Velciu Veronica-Mihaela - AAC

Nowadays, security becomes a great concern, as the devices start to process more and more sensitive data, leading to an increased number of attacks. The nodes in an wireless sensors network usually collect environment-related information and then send the data to a gateway, in order to be processed. There might be cases when the collected information leaks sensitive user data, so encrypting the communication would be a good practice is this cases. This project proposes and implements a method of securing the radio communication using symmetric cryptography on Sparrow v4 nodes.

The security module (AES) is characterized by:

• Hardware accelerated encryption and decryption;
• Compatible with AES-128 standard (128 bit key and data block size);
• ECB (encryption/decryption) mode and CBC (encryption) mode support;
• Stand-alone operation, independent of other blocks;
• Uses 16MHz crystal clock of the transceiver;

Controlling the security block is possible over 5 Registers within AVR I/O space:

• AES_STATUS - AES status register
• AES_CTRL - AES control register
• AES_KEY - Access to 16 Byte key buffer
• AES_STATE - Access to 16 Byte data buffer

The use of the security module requires a configuration of the security engine before starting a security operation.
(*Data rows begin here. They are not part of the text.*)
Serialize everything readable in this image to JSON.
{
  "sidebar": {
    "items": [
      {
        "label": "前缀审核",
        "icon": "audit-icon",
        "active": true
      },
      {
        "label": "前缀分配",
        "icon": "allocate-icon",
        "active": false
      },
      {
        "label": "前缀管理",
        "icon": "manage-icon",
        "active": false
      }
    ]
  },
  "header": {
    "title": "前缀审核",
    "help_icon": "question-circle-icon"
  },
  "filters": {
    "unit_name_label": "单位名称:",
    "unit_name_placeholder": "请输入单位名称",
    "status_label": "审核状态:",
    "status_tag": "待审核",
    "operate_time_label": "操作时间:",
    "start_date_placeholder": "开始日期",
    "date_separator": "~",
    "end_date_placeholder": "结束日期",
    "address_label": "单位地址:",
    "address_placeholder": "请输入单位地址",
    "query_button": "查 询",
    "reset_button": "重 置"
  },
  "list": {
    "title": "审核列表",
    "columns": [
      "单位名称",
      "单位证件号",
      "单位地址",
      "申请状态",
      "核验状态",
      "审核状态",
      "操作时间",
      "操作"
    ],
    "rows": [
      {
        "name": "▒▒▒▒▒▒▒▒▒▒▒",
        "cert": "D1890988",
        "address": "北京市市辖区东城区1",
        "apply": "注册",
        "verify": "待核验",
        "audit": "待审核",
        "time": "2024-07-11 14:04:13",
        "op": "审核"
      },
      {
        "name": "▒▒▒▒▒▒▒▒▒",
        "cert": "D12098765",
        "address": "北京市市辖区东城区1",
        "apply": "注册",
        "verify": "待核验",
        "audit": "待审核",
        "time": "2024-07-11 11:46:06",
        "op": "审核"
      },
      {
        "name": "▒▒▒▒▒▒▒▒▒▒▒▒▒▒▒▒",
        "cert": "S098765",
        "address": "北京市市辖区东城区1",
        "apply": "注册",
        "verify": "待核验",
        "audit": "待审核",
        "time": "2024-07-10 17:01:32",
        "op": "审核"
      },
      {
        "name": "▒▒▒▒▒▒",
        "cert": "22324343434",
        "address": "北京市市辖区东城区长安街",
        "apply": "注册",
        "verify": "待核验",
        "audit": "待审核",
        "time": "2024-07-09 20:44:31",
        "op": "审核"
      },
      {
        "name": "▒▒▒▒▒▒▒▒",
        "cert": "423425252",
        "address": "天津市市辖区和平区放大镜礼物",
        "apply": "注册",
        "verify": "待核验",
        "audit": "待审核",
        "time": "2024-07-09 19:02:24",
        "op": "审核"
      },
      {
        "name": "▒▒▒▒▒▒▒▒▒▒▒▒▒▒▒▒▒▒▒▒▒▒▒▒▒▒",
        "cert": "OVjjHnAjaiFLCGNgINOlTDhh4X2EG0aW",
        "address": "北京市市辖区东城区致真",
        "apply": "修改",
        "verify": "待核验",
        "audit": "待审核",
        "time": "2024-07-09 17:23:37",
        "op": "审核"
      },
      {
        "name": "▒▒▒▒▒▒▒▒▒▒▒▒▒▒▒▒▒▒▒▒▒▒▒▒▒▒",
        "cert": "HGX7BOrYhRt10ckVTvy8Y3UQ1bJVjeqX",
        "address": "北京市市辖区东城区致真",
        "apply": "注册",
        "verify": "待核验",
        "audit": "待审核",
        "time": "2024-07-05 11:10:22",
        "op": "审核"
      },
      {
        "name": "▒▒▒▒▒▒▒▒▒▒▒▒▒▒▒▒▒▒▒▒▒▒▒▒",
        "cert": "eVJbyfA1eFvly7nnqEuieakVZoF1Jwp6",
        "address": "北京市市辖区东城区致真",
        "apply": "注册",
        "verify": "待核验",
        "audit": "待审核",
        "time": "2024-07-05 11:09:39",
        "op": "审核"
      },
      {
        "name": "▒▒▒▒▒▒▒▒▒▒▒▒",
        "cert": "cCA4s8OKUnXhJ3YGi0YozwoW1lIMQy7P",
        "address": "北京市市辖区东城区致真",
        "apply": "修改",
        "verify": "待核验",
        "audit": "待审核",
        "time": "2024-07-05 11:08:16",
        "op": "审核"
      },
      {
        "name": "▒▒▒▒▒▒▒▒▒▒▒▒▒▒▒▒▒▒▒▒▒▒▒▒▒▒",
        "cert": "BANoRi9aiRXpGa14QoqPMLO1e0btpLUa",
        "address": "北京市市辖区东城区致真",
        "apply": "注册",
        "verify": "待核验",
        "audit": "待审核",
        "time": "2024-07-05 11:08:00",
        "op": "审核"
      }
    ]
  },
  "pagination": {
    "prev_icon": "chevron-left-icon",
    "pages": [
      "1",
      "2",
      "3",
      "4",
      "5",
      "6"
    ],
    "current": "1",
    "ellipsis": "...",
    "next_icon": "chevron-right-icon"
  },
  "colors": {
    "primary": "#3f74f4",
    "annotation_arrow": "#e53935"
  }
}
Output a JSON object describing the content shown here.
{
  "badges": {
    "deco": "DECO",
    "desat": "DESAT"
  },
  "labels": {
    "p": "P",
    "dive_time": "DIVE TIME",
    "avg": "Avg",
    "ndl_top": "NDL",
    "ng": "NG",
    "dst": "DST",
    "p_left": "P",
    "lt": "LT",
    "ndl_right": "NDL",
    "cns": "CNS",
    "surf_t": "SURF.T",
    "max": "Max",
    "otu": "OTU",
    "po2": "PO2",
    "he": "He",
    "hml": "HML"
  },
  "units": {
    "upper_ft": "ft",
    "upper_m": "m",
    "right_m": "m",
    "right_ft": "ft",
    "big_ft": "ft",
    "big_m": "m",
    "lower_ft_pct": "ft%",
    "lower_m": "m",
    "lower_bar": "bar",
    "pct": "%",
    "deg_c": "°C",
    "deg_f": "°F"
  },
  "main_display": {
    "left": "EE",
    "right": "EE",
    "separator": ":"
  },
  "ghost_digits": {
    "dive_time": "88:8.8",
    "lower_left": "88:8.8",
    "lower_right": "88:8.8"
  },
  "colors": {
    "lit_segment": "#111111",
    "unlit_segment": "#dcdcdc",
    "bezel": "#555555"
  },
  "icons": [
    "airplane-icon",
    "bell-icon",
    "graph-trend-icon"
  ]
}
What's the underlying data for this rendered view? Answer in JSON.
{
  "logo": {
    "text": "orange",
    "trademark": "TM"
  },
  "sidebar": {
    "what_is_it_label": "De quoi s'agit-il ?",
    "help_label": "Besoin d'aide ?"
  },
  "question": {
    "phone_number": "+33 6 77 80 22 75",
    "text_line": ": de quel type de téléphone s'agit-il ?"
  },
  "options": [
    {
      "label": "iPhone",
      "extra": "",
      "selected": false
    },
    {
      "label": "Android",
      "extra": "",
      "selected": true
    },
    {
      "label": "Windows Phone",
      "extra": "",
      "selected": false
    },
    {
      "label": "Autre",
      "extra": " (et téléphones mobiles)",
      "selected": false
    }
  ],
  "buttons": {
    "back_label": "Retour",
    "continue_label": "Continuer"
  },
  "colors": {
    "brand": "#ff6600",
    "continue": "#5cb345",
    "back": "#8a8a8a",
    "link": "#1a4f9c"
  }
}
The following steps are required:

1. Key Setup - Write encryption or decryption key to KEY buffer (16 consecutive byte writes to AES_KEY)
2. AES configuration:
   • Select AES mode: ECB or CBC
   • Select encryption or decryption
   • Enable the AES Encryption Ready Interrupt AES_READY, if needed
3. Write Data - Write plain text or cipher text to DATA buffer (16 consecutive byte writes to AES_STATE)
4. Start operation - Start AES operation
5. Wait until AES encryption/decryption is finished: AES_READY IRQ or polling AES_DONE bit (register AES_STATUS)
6. Read Data - Read cipher text or plain text from DATA buffer (16 consecutive byte reads from AES_STATE)

In order to make use of the Security module presented in the previous section, I implemented a driver exposed as an Arduino library named AES. The library has the following interface:

void encryptECB(uint8_t *key, uint8_t *plaintext, uint8_t len, uint8_t *ciphertext);

This function encrypts (using AES in ECB mode) len bytes of the plaintext buffer using the given key and writes the result to the cyphertext buffer.

void decryptECB(uint8_t *key, uint8_t *ciphertext, uint8_t len, uint8_t *plaintext);

This function decrypts (using AES in ECB mode) len bytes of the ciphertext buffer using the given key and writes the result to the plaintext buffer.

void encryptCBC(uint8_t *key, uint8_t *iv, uint8_t *plaintext, uint8_t len, uint8_t *ciphertext);

This function encrypts (using AES in CBC mode) len bytes of the plaintext buffer using the given key and writes the result to the cyphertext buffer.

As it can be observed, there is no function for AES in CBC mode decryption. This is due to the lack of support in the ATmega128RFA1 Security Module.